Nascido na roça ‘Saudade’, em S. Tomé e Príncipe, e órfão de mãe aos três anos de idade, José de Almada Negreiros vem para Lisboa com o irmão mais novo. Ambos ingressam no colégio jesuítico de Campolide, onde Almada Negreiros passa dez anos. A recordação desses tempos está longe de ser agradável (“(...) gastei mais de três anos do que os necessários para os sete dos liceus. A explicação era a de ter sido inúmeras vezes apanhado em flagrante pelos professores a fazer bonecos nas aulas, às escondidas. Muita descompostura, muito tabefe, muito castigo eu tive por causa dos malditos bonecos!” Negreiros, 1997: 57) e dá já provas de um espírito irrequieto, pouco dado ao ensino escolástico e à passividade. Não admira, por isso, que troque a entrada na Escola de Belas Artes pela aprendizagem autodidata e pela experiência estética além-fronteiras (Paris, em 1919-1920 e Madrid, em 1927-1932).

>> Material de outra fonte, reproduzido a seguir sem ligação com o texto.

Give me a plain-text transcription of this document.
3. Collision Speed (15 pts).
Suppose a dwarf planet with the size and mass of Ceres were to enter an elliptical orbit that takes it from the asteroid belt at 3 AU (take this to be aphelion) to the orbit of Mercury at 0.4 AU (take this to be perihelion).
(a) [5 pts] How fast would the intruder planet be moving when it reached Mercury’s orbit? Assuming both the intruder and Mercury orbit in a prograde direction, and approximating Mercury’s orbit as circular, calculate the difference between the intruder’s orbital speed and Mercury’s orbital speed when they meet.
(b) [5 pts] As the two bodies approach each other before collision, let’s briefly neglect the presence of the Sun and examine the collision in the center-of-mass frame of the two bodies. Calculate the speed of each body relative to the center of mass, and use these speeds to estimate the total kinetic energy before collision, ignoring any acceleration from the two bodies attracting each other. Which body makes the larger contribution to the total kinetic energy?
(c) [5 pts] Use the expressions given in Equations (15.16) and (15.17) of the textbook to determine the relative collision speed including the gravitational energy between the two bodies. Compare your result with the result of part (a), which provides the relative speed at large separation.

Foi por ter travado conhecimento com Fernando Pessoa e com Mário de Sá-Carneiro, na Lisboa boémia dos anos 10, que Almada Negreiros tomou parte na geração de Orpheu. Por essa altura, sem uma assinatura estabilizada nem uma área artística definida, publica, em Orpheu 1, a série Frisos, exercício que imputa ainda e apenas à sua valência de “desenhador”, de que dera provas em 1913 na II Exposição dos Humoristas.
Entretanto, a verve de Almada vai dando sinais de vida. São da sua autoria dois textos incendiários, rastilhos do futurismo português: o Manifesto Anti-Dantas (1915) e o poema A Cena do ódio (1915) que deveria ter entrado em Orpheu 3.
Aquele que viria a ser um dos maiores vultos da cultura portuguesa do século XX, no domínio literário e pictórico, tem, no entanto, uma passagem relâmpago pela prosa ficcional (dez anos em cerca de 60 de carreira). A novela A Engomadeira (1915) foi publicada apenas em 1917 e o romance Nome de Guerra (1925) ficou na gaveta até 1938. Entre as suas microficções, vulgarmente fixadas como contos e novelas, lembrem-se K4 o Quadrado Azul (1917), Saltimbancos (Portugal Futurista, 1917) e O Kágado (Revista ABC, 1921) Se em K4 só se divisa uma “alma raffinée” onde pousava “uma maneira parada de se existir pra fora” (Negreiros, 1997: 361) e em Saltimbancos passa repentinamente por nós uma jovem “co seu maillot vermelho esfarrapado de rapariga vermelha co seu maillot trigueiro de olhos húmidos” (Almada Negreiros, 1997: 380), já em A Engomadeira e no romance Nome de Guerra encontramos a figuração de personagens, de que destacamos as protagonistas femininas: a própria engomadeira e Judite, respetivamente.
No seu longo trajeto de pintor-poeta tiveram lugar a escrita de poesia, de prosa doutrinária, de ensaios, de artigos de jornal e de crónicas radiofónicas. Almada Negreiros colaborou ainda com figuras como o arquiteto Pardal Monteiro ou António Ferro, num curto período em que foi contratado pelo Secretariado Nacional de Informação.
Referência
NEGREROS, Almada (1997). Obra Completa. Edição de Alexei Bueno. Rio de Janeiro: Nova Aguilar.